Sinking Carbon: A Proposal to Store Boreal Wood in the Arctic Seafloor
Researchers propose harvesting boreal forest timber and sinking it in the oxygen-poor Arctic Ocean — a carbon removal method that sidesteps infrastructure costs but raises questions about who governs such planetary-scale interventions.
Cambridge and Czech Academy researchers have proposed what might be called ecological burial at scale: harvest timber from boreal forests, float it down river systems, and sink it in the deep Arctic Ocean, where cold temperatures and near-zero oxygen could lock carbon away for millennia. The approach builds on wood vaulting — storing biomass in purpose-built anaerobic or frozen facilities — but substitutes the Arctic seafloor for thousands of engineered vaults.
The logic is straightforward. Boreal forests stretching from Alaska to Siberia store roughly a trillion tons of carbon in trees, deadwood, and peat. Much of this already becomes driftwood, floating into the Arctic and eventually settling on the seafloor. Studies of Alpine wood preserved over 8,000 years show negligible cellulose degradation in cold, low-oxygen conditions. The researchers argue that deliberately scaling this process could sequester meaningful carbon — estimates suggest we need to remove over 10 billion tons of CO₂ annually this century — from forests with “low economic importance” and proximity to major river systems.

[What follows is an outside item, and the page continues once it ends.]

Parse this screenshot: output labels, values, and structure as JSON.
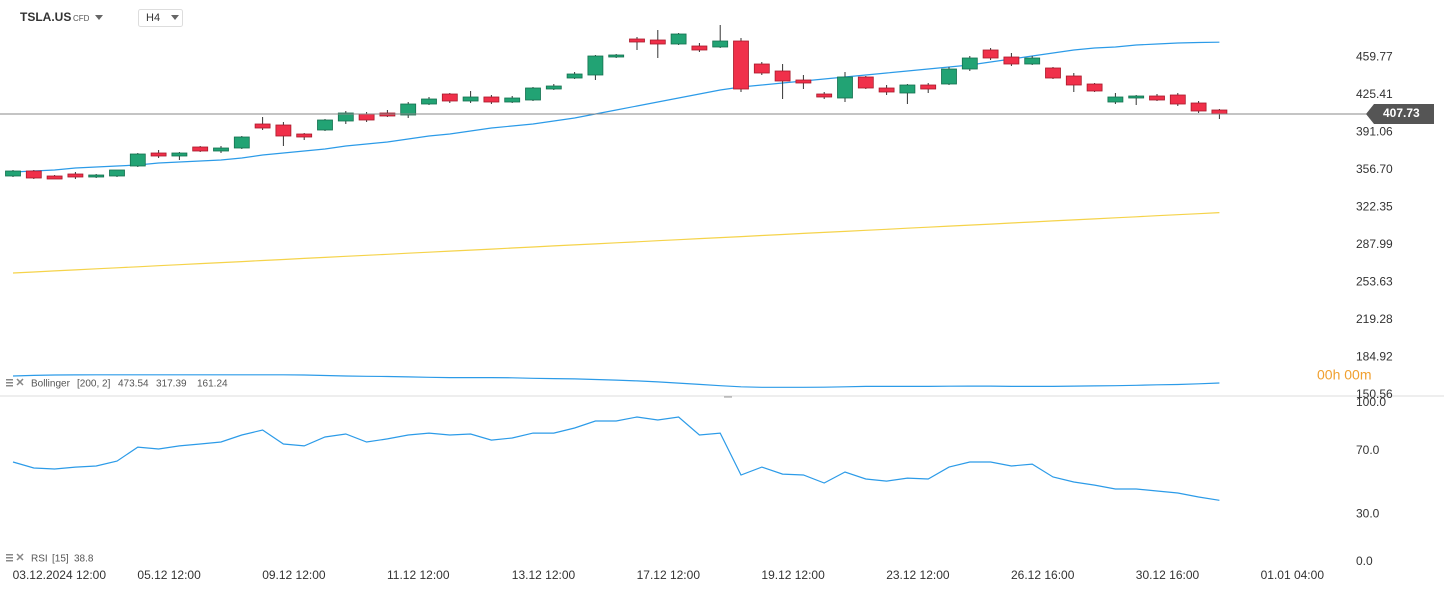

What’s unstated is the governance architecture such a scheme would require. Who decides which boreal forests to harvest, at what scale, and under whose authority? The Arctic Ocean spans multiple national jurisdictions and Indigenous territories. The proposal positions biodiversity-poor Arctic waters as a carbon sink for fire-prone Siberian and northern North American forests — framing one ecosystem’s vulnerability as justification for another’s industrial use. It’s a reminder that carbon removal proposals, however elegant on paper, demand not just technical validation but participatory governance design — systems that can negotiate tradeoffs between carbon storage, forest ecology, marine ecosystems, and the communities whose lands and waters would be transformed into planetary infrastructure.